Rai, la rottura di Berlusconi su Foa

La nomina di Marcello Foa alla presidenza della Rai rischia di essere bocciata, mercoledì prossimo, dalla Commissione di Vigilanza di Viale Mazzini, perché, oltre a Pd e Leu, anche Forza Italia sembra intenzionata (per ora) a votare contro. Berlusconi e i suoi s’aspettavano che Salvini, ieri, si decidesse a una telefonata riparatrice.

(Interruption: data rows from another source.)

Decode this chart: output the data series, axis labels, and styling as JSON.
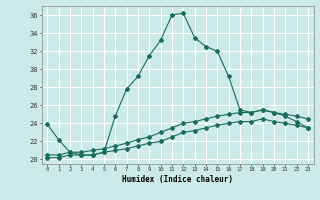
{
  "xlabel": "Humidex (Indice chaleur)",
  "background_color": "#cceae8",
  "grid_color": "#ffffff",
  "line_color": "#1a6b5a",
  "xlim": [
    -0.5,
    23.5
  ],
  "ylim": [
    19.5,
    37.0
  ],
  "yticks": [
    20,
    22,
    24,
    26,
    28,
    30,
    32,
    34,
    36
  ],
  "xticks": [
    0,
    1,
    2,
    3,
    4,
    5,
    6,
    7,
    8,
    9,
    10,
    11,
    12,
    13,
    14,
    15,
    16,
    17,
    18,
    19,
    20,
    21,
    22,
    23
  ],
  "series1_x": [
    0,
    1,
    2,
    3,
    4,
    5,
    6,
    7,
    8,
    9,
    10,
    11,
    12,
    13,
    14,
    15,
    16,
    17,
    18,
    19,
    20,
    21,
    22,
    23
  ],
  "series1_y": [
    23.9,
    22.2,
    20.8,
    20.5,
    20.5,
    20.8,
    24.8,
    27.8,
    29.2,
    31.5,
    33.2,
    36.0,
    36.2,
    33.5,
    32.5,
    32.0,
    29.2,
    25.5,
    25.2,
    25.5,
    25.2,
    24.8,
    24.2,
    23.5
  ],
  "series2_x": [
    0,
    1,
    2,
    3,
    4,
    5,
    6,
    7,
    8,
    9,
    10,
    11,
    12,
    13,
    14,
    15,
    16,
    17,
    18,
    19,
    20,
    21,
    22,
    23
  ],
  "series2_y": [
    20.5,
    20.5,
    20.8,
    20.8,
    21.0,
    21.2,
    21.5,
    21.8,
    22.2,
    22.5,
    23.0,
    23.5,
    24.0,
    24.2,
    24.5,
    24.8,
    25.0,
    25.2,
    25.2,
    25.5,
    25.2,
    25.0,
    24.8,
    24.5
  ],
  "series3_x": [
    0,
    1,
    2,
    3,
    4,
    5,
    6,
    7,
    8,
    9,
    10,
    11,
    12,
    13,
    14,
    15,
    16,
    17,
    18,
    19,
    20,
    21,
    22,
    23
  ],
  "series3_y": [
    20.2,
    20.2,
    20.5,
    20.5,
    20.5,
    20.8,
    21.0,
    21.2,
    21.5,
    21.8,
    22.0,
    22.5,
    23.0,
    23.2,
    23.5,
    23.8,
    24.0,
    24.2,
    24.2,
    24.5,
    24.2,
    24.0,
    23.8,
    23.5
  ]
}
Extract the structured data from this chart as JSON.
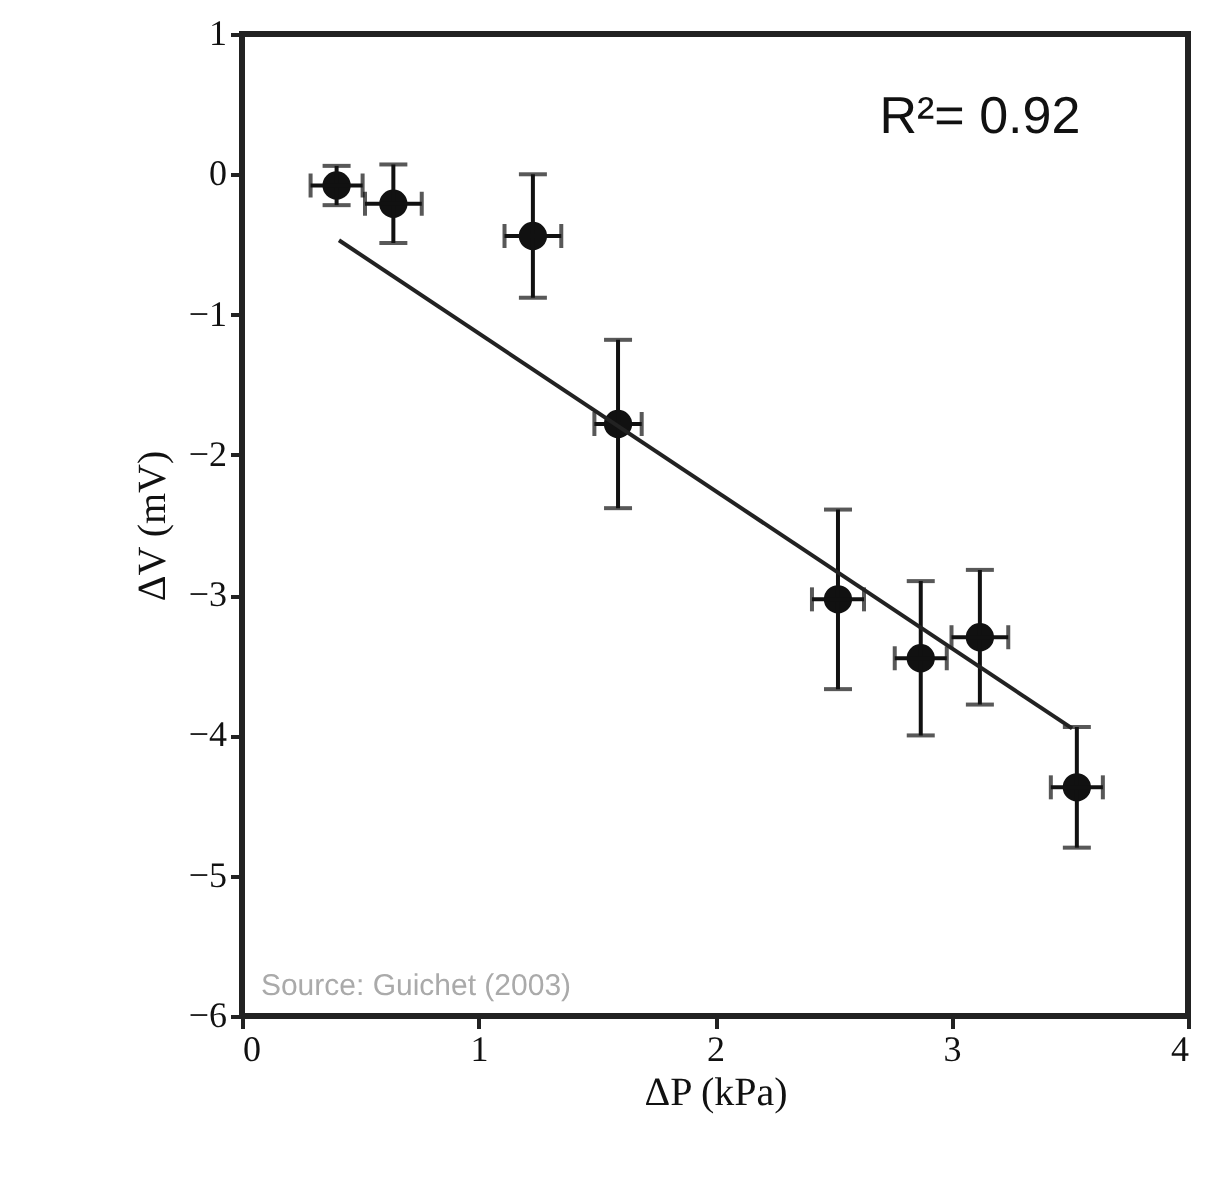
{
  "chart_data": {
    "type": "scatter",
    "xlabel": "ΔP (kPa)",
    "ylabel": "ΔV (mV)",
    "xlim": [
      0,
      4
    ],
    "xticks": [
      0,
      1,
      2,
      3,
      4
    ],
    "ylim": [
      -6,
      1
    ],
    "yticks": [
      -6,
      -5,
      -4,
      -3,
      -2,
      -1,
      0,
      1
    ],
    "grid": false,
    "annotations": [
      "R²= 0.92",
      "Source: Guichet (2003)"
    ],
    "series": [
      {
        "marker": "circle",
        "color": "#111111",
        "x": [
          0.4,
          0.64,
          1.23,
          1.59,
          2.52,
          2.87,
          3.12,
          3.53
        ],
        "values": [
          -0.08,
          -0.21,
          -0.44,
          -1.78,
          -3.03,
          -3.45,
          -3.3,
          -4.37
        ],
        "errors": [
          0.14,
          0.28,
          0.44,
          0.6,
          0.64,
          0.55,
          0.48,
          0.43
        ],
        "xerrors": [
          0.11,
          0.12,
          0.12,
          0.1,
          0.11,
          0.11,
          0.12,
          0.11
        ]
      },
      {
        "type": "line",
        "color": "#222222",
        "line_style": "solid",
        "x": [
          0.41,
          3.51
        ],
        "values": [
          -0.47,
          -3.95
        ]
      }
    ]
  }
}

Invece il segretario del Carroccio, in vacanza a Milano Marittima, non s’è fatto vivo, non risponde al telefono e dichiara a chi gli fa domande: «Non voglio parlare della Rai». Secondo quanto afferma Giorgio Mulé, capogruppo in Vigilanza dei forzisti, non c’è nessun «do ut des» dietro l’indignazione di Berlusconi. Semplicemente, quello di Marcello Foa, a parere degli azzurri, non è un profilo di garanzia.

Indicato dalla Lega, Foa per entrare in carica deve ottenere la maggioranza dei due terzi dei componenti della Vigilanza, ovvero 27 voti su 40. M5S e Lega ne hanno solo 21: sono necessari quindi i 7 voti di Fi. Silvio Berlusconi è furioso con Matteo Salvini per non essere stato consultato prima della scelta. Intervistato da Francesco Bei sulla Stampa di domenica, ha risposto così alla domanda se il suo partito voterà o no l’ok a Foa: «Vedo una forte volontà spartitoria. Il carattere unilaterale della proposta per la Rai, che la maggioranza ha concordato solo al proprio interno, mi sembra un pessimo segnale». La capogruppo forzista alla Camera, Mariastella Gelmini, ha detto che il partito «per ora» è contrario. A questa presa di posizione Salvini ha risposto: «Il nostro candidato della Rai rimane Marcello Foa. Se Forza Italia lo vota, bene. Se non lo vota, allora vorrà dire che stanno col Pd». Una dichiarazione che prelude a una rottura definitiva nel centro-destra, forse addirittura con la messa in crisi dei governi regionali dove Lega e Forza Italia stanno insieme. In realtà molti nel Carroccio, che non fanno entrare Berlusconi nella trattativa perché impediti dal M5s, pensano che Forza Italia voglia trattare altre nomine, dentro e fuori dalla Rai: alzare la posta per ottenere ruoli strategici a viale Mazzini ora che arriverà l’infornata di nuovi direttori e vicedirettori di rete e delle testate giornalistiche.

Commenta Marco Travaglio: «Che a insorgere come un sol uomo e a invitare la cittadinanza alla resistenza, siano il Pd e FI, cioè i più volgari lottizzatori dell’ultimo quarto di secolo, che hanno trasformato la Rai da grande azienda culturale a ufficio di collocamento per trombettieri e trombati, raccomandati e poco raccomandabili, amanti e leccaculi (fatte salve le solite eccezioni, peraltro ridotte al lumicino dalla stratificazione delle epurazioni), fa ridere i polli. Se poi pensiamo che le ultime due leggi sull’emittenza, che hanno consegnato la Rai dalle mani dei partiti direttamente a quelle del governo, portano le firme di Gasparri (FI) e di Renzi (Pd), e che dunque quanto stanno facendo Di Maio e Salvini non solo è consentito, ma addirittura imposto dalle norme volute da chi ora grida allo scandalo, viene proprio da sbudellarsi».


Gabriele Romagnoli, direttore di Raisport scelto a suo tempo da Carlo Verdelli a Antonio Campo Dall’Orto, si è dimesso dall’incarico con una dichiarazione in cui paragona le lotte interne di viale Mazzini a quelle di Beirut.